As reported on the Huffington Post, the study consisted of over 400 university students who kept a daily recording of the amount of fruits, vegetables, desserts and various fried-potato dishes they ate over the course of 13 days. Along with updating their food diaries daily, each student also filled out a questionnaire every day measuring their creativity, curiosity, and sense of purpose and engagement.
In the end, researchers found that students who ate more fruits and vegetables throughout the course of the study reported higher average levels of creativity, curiosity, and feelings of purpose and engagement. And what’s even more interesting is that all of the study participants, across the board, tended to score higher levels on the days they upped their fruit and veggie intake.

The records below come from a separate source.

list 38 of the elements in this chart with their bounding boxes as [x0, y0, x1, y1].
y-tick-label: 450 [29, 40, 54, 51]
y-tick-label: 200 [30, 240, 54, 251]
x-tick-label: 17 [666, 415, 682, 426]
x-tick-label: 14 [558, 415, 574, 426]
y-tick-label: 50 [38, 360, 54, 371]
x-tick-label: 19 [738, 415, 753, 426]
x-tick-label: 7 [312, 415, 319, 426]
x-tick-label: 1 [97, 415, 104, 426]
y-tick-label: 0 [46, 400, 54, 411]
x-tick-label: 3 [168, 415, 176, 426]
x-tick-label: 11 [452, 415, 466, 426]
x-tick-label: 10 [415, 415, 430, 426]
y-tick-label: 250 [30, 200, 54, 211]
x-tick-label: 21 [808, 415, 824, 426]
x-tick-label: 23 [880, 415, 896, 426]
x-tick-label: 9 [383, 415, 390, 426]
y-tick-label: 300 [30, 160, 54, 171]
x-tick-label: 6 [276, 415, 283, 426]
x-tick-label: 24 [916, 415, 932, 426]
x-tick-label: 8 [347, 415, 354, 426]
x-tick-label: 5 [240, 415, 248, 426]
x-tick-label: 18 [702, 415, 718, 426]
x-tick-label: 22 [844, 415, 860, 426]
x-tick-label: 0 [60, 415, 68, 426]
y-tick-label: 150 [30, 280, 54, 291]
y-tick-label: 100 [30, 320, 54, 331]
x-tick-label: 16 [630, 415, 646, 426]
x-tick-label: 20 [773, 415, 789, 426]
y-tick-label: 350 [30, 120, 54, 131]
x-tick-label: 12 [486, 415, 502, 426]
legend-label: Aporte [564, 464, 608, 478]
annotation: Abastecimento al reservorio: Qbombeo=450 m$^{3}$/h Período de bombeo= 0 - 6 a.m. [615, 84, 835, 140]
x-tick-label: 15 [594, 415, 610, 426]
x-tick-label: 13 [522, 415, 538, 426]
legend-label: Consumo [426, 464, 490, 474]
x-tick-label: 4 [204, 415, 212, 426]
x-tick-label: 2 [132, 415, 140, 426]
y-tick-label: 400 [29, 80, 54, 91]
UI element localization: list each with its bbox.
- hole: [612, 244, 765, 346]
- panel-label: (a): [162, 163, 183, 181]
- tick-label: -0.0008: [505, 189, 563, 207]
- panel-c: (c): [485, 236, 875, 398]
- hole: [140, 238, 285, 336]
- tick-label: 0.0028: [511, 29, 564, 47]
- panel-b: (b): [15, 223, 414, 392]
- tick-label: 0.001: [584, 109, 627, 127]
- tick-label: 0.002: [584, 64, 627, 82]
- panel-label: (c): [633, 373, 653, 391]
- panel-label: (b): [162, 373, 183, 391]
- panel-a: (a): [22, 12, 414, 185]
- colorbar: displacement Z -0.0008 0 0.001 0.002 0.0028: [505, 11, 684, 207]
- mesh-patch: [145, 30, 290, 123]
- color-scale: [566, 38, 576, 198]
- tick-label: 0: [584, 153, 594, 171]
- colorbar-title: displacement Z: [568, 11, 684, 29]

The researchers note they can’t conclude that there is a direct link between fruits and veggies and these feeling of well-being—after all, it could be that folks simply eat more fruits and vegetables on days when they are in a more positive and engaged mood. But they do give a few reasons for how fruits and veggies could have an impact on these positive feelings. For one:
Many fruits and vegetables contain higher levels of Vitamin C, an important co-factor in the production of dopamine. Dopamine is a neurotransmitter that underlies motivation and promotes engagement.
So, who else will be piling their Meatless Monday plate super high tonight?